The Role of Institutional Shareholders

It’s great that Hector Sants has said that “delivery of supervision has to be done in partnership with responsible firms, shareholders and auditors.” (It’s a pity that Sants is inconsistent, but that’s another matter.)
The thing is, he’s not exactly saying anything new. I summarised the current position last year in my book on Corporate Governance (the square brackets are my current interpolations):

Institutional Shareholders

The Combined Code [UK Combined Code on Corporate Governance – in place for 10 years] also requires institutional shareholders to interact proactively and objectively with the companies in which they are invested. There are three main principles for institutional shareholders to observe: 

  1. Institutional shareholders should enter into a dialogue with companies based on the mutual understanding of objectives. (E.1)
  2. When evaluating companies’ governance arrangements, particularly those relating to board structure and composition, institutional shareholders should give due weight to all relevant factors drawn to their attention. (E.2)
  3. Institutional shareholders have a responsibility to make considered use of their votes. (E.3)

 

The Combined Code explicitly recommends that institutional investors should not accept a ‘box-ticking’ approach to corporate governance, and that their consideration of disclosures made by the company in relation to the Code should take into account the “size and complexity of the company and the nature of the risks and challenges it faces” (supporting principle to E.2)

The Combined Code recommends (supporting principle to E.1) that City [ie investing] institutions should follow “The Responsibilities of Institutional Shareholders and Agents – Statement of Principles”, which were drawn up by the Institutional Shareholders’ Committee (ISC)[1], whose associations represent virtually all UK institutional investors.

The principles were the first comprehensive statement of best practice governing the responsibilities of institutional shareholders and investment managers in relation to the companies in which they invest. 

“They aim to secure value for ultimate beneficiaries – pension scheme members and individual savers – through consistent monitoring of the performance of those companies. This is to be backed up by direct engagement where appropriate.  The principles make it clear that if companies persistently fail to respond to concerns, institutional shareholders and investment managers, ISC members will vote against the Board at general meetings.

The principles set out best practice for institutional shareholders and investment managers, under which they will:

· Maintain and publish statements of their policies in respect of active engagement with the companies in which they invest;
· Monitor the performance of and maintain an appropriate dialogue with those companies;
· Intervene where necessary;
· Evaluate the impact of their policies; and
· In the case of investment managers, report back to the clients on whose behalf they invest.
[2]

What’s the reality? 

The reality is that active shareholder engagement has – in both London and New York – been extremely limited; after all, the management fees they were earning from ignoring the real risks being run by the companies in which they were invested supported an exciting personal life style.

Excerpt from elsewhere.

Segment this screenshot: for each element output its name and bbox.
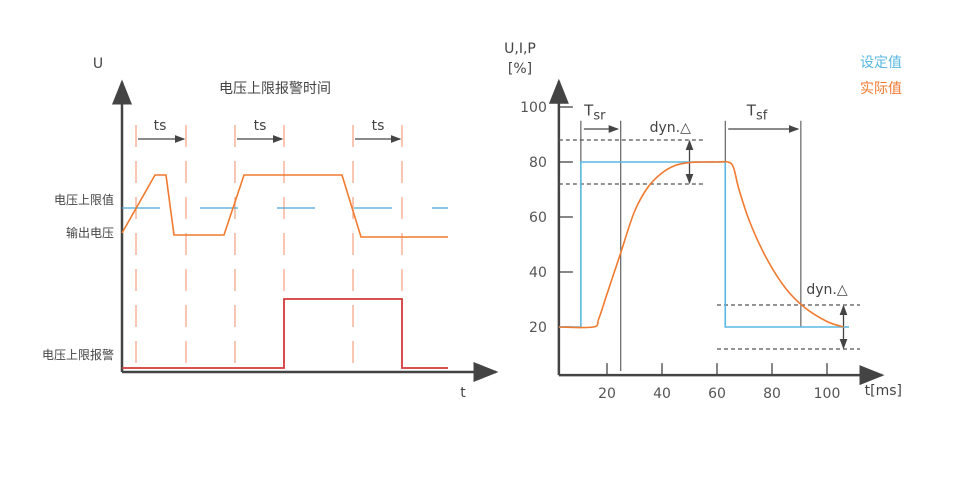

The real victims are the ordinary folk who fell for the polished pitch of the fund managers, who sold so effectively the idea that managing cash is so difficult and complex that ordinary people can’t do it. (An ordinary person said, on a panel interview programme here a couple of weeks ago: ‘I can’t run a bank; can I get a £695k pa pension?’). It’s all very well asking the institutional investors to exercise their governance responsibilities responsibly, but they too have their fingers in the till.

So, isn’t it time we taught basic financial risk management to ordinary people? I know this might require breaking the centuries-old link between financiers and politicians, but perhaps that might start a move toward a society in which those who produce the cash don’t have it conned out of them…..sorry, that’s a bit hopeful…


[1] The ISC is a forum which allows the UK’s institutional shareholding community to exchange views and, on occasion, coordinate their activities in support of the interests of UK investors.  

Its constituent members are: The Association of British Insurers (ABI), the Association of Investment Companies (AIC), the Investment Management Association (IMA) and the National Association of Pension Funds (NAPF)

[2] ISC Press Release accompanying the launch of the Principles.